Search code examples
z3z3py

What alternatives exist for representing sets in Z3?


Per this answer the Z3 set sort is implemented using arrays, which makes sense given the SetAdd and SetDel methods available in the API. It is also claimed here that if the array modification functions are never used, it's wasteful overhead to use arrays instead of uninterpreted functions. Given that, if my only uses of a set are to apply constraints with IsMember (either on individual values or as part of a quantification), is it a better idea to use an uninterpreted function mapping from the underlying element sort to booleans? So:

from z3 import *
s = Solver()
string_set = SetSort(StringSort())
x = String('x')
s.add(IsMember(x, string_set))

becomes

from z3 import *
s = Solver()
string_set = Function('string_set', StringSort(), BoolSort())
x = String('x')
s.add(string_set(x))

Are there any drawbacks to this approach? Alternative representations with even less overhead?


Solution

  • Those are really your only options, as long as you want to restrict yourself to the standard interface. In the past, I also had luck with representing sets (and in general relations) outside of the solver, keeping the processing completely outside. Here's what I mean:

    from z3 import *
    
    def FSet_Empty():
        return lambda x: False
    
    def FSet_Insert(val, s):
        return lambda x: If(x == val, True, s(val))
    
    def FSet_Delete(val, s):
        return lambda x: If(x == val, False, s(val))
    
    def FSet_Member(val, s):
        return s(val)
    
    x, y, z = Ints('x y z')
    
    myset = FSet_Insert(x, FSet_Insert(y, FSet_Insert(z, FSet_Empty())))
    
    s = Solver()
    s.add(FSet_Member(2, myset))
    
    print(s.check())
    print(s.model())
    

    Note how we model sets by unary relations, i.e., functions from values to booleans. You can generalize this to arbitrary relations and the ideas carry over. This prints:

    sat
    [x = 2, z = 4, y = 3]
    

    You can easily add union (essentially Or), intersection (essentially And), and complement (essentially Not) operations. Doing cardinality is harder, especially in the presence of complement, but that's true for all the other approaches too.

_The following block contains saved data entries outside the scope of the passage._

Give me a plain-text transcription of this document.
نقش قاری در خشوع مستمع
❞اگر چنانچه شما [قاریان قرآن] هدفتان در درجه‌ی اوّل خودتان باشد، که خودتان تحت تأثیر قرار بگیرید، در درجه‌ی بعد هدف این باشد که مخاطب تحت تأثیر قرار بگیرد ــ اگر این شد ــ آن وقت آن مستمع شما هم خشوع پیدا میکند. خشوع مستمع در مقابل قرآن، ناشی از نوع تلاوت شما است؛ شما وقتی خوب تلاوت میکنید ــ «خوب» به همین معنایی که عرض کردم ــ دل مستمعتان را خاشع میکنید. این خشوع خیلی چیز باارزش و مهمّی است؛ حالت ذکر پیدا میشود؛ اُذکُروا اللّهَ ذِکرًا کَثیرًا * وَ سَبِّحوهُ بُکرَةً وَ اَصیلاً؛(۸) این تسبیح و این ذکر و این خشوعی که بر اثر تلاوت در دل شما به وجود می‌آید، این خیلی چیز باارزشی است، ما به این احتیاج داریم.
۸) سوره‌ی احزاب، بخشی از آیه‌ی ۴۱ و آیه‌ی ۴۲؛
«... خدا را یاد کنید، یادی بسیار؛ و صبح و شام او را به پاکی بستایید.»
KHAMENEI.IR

    As is usual with these sorts of modeling questions, there's no single approach that will work best across all problems. They'll all have their strengths and weaknesses. I'd recommend creating a single API, and implementing it using all three of these ideas, and benchmarking your problem domain to see what works the best; keeping in mind if you start working on a different problem the answer might be different. Please report your findings!